I would like to see all "desktop" applications that use Electron listed and how big of a Chromium drift is there, especially how many applications are shipping runtimes with unfixed vulnerabilities.

▲

waitwhatwhoa 3 hours ago | parent | next [-]

We did a study of this a few years ago[1] and the code for the instrumentation is available on github[2], the data is dated but you can see a cross section of popular apps and how far behind they were lagging over a 3 year period on page 11 of the pdf. Re: child comment, our main concern in this research was patched vulnerabilities persisting in electron apps and how damaging that could be. Details in the paper :)

1. https://www.usenix.org/system/files/usenixsecurity24-ali.pdf 2. https://github.com/masood/inspectron

▲

captn3m0 3 hours ago | parent | prev | next [-]

I've been working on this over the years. WIP is here: https://github.com/captn3m0/electron-survey, and it doesn't look good.

I keep getting distracted by side-quests. The last one was building an Electron Zoo, and the current one is doing accurate SBOMs for each electron version.

▲

nicoburns 4 hours ago | parent | prev | next [-]

I imagine that looks pretty bad. On the other hand, Electron apps often aren't running untrusted code, which makes it quite a bit harder to exploit.
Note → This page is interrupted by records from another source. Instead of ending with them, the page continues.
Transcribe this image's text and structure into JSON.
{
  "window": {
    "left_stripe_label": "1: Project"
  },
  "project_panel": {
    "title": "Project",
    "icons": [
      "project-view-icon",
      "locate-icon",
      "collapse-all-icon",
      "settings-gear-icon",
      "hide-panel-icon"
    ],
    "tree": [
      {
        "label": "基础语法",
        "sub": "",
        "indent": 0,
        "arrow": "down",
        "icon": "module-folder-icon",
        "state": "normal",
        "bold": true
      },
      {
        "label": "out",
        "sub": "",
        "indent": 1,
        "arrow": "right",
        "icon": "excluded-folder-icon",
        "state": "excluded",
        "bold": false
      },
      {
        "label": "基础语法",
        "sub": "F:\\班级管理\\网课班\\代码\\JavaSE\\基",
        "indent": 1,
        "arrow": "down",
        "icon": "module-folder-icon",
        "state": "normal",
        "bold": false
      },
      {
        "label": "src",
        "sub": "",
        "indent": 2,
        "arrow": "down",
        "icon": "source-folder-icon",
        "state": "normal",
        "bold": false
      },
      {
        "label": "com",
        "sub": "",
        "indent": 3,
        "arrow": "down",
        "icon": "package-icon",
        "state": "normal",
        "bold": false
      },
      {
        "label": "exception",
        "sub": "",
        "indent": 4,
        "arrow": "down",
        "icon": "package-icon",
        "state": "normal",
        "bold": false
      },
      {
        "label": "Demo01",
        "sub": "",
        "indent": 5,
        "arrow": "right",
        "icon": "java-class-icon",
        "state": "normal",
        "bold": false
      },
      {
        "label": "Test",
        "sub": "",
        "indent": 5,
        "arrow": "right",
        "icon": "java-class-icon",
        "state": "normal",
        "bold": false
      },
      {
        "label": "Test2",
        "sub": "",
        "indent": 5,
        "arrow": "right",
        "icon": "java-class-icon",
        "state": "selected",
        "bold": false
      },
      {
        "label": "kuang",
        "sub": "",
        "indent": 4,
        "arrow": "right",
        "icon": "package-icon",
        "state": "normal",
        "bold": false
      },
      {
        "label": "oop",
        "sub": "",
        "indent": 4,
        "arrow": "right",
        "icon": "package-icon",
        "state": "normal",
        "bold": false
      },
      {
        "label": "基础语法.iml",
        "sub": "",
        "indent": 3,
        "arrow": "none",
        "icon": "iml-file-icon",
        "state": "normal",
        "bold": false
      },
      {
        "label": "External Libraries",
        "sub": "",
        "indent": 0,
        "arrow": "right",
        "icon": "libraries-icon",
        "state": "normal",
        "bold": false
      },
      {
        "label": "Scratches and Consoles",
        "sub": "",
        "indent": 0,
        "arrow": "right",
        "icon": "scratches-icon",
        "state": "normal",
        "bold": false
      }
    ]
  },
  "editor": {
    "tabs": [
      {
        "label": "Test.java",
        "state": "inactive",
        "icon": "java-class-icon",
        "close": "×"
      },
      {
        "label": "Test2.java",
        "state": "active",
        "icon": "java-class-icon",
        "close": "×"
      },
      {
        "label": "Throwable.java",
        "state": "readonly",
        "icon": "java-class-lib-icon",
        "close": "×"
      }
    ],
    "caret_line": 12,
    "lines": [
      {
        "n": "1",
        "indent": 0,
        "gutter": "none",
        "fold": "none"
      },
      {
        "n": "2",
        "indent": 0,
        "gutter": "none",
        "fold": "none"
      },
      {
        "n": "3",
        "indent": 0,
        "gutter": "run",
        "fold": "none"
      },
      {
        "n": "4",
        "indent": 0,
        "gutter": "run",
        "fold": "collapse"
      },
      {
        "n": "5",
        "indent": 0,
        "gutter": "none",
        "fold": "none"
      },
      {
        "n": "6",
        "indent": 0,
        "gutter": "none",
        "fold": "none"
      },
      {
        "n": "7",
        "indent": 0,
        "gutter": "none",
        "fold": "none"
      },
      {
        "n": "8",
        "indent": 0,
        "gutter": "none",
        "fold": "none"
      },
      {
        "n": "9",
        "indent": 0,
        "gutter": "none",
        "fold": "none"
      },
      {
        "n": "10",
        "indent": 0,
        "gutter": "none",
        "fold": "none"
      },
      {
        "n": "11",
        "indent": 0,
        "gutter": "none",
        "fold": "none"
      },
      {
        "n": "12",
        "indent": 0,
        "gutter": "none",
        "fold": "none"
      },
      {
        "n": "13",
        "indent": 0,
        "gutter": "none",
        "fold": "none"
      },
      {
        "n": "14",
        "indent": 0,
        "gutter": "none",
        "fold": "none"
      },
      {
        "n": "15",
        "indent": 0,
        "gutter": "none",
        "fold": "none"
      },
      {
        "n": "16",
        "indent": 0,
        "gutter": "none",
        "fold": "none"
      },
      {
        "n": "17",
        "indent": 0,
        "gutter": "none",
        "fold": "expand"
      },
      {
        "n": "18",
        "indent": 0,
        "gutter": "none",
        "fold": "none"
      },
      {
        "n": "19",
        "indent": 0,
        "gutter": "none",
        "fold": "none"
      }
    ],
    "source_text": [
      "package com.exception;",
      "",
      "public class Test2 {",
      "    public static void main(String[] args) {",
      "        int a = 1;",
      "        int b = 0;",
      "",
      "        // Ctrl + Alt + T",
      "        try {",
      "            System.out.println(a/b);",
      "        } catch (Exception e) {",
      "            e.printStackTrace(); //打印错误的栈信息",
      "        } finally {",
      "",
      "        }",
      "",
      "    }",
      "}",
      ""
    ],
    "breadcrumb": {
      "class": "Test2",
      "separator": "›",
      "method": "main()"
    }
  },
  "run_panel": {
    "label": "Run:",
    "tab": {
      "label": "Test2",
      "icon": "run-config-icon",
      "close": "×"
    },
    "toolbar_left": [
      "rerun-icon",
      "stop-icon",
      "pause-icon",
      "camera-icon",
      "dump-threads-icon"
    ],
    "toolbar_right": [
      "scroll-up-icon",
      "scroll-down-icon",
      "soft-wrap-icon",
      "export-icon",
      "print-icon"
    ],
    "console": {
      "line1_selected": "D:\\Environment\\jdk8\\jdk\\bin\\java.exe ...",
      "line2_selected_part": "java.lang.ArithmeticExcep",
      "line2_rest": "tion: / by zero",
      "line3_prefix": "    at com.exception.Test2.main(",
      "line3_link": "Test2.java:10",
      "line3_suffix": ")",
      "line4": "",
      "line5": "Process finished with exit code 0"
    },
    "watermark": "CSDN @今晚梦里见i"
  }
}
	▲	nolist_policy 2 hours ago \| parent \| next [-]
		Yep. JavaScript VM breakout, Sandbox breakout and spectre/meltdown side channel leaks are all tracked as vulnerabilities towards Electron while ordinary apps don't even have such security features.
	▲	josefx 3 hours ago \| parent \| prev [-]
		Didn't some get exploited early on because electron made it trivial to load third party websites without any kind of XSS protection?

▲

panzi 3 hours ago | parent | prev [-]

Just wanted to write the same comment!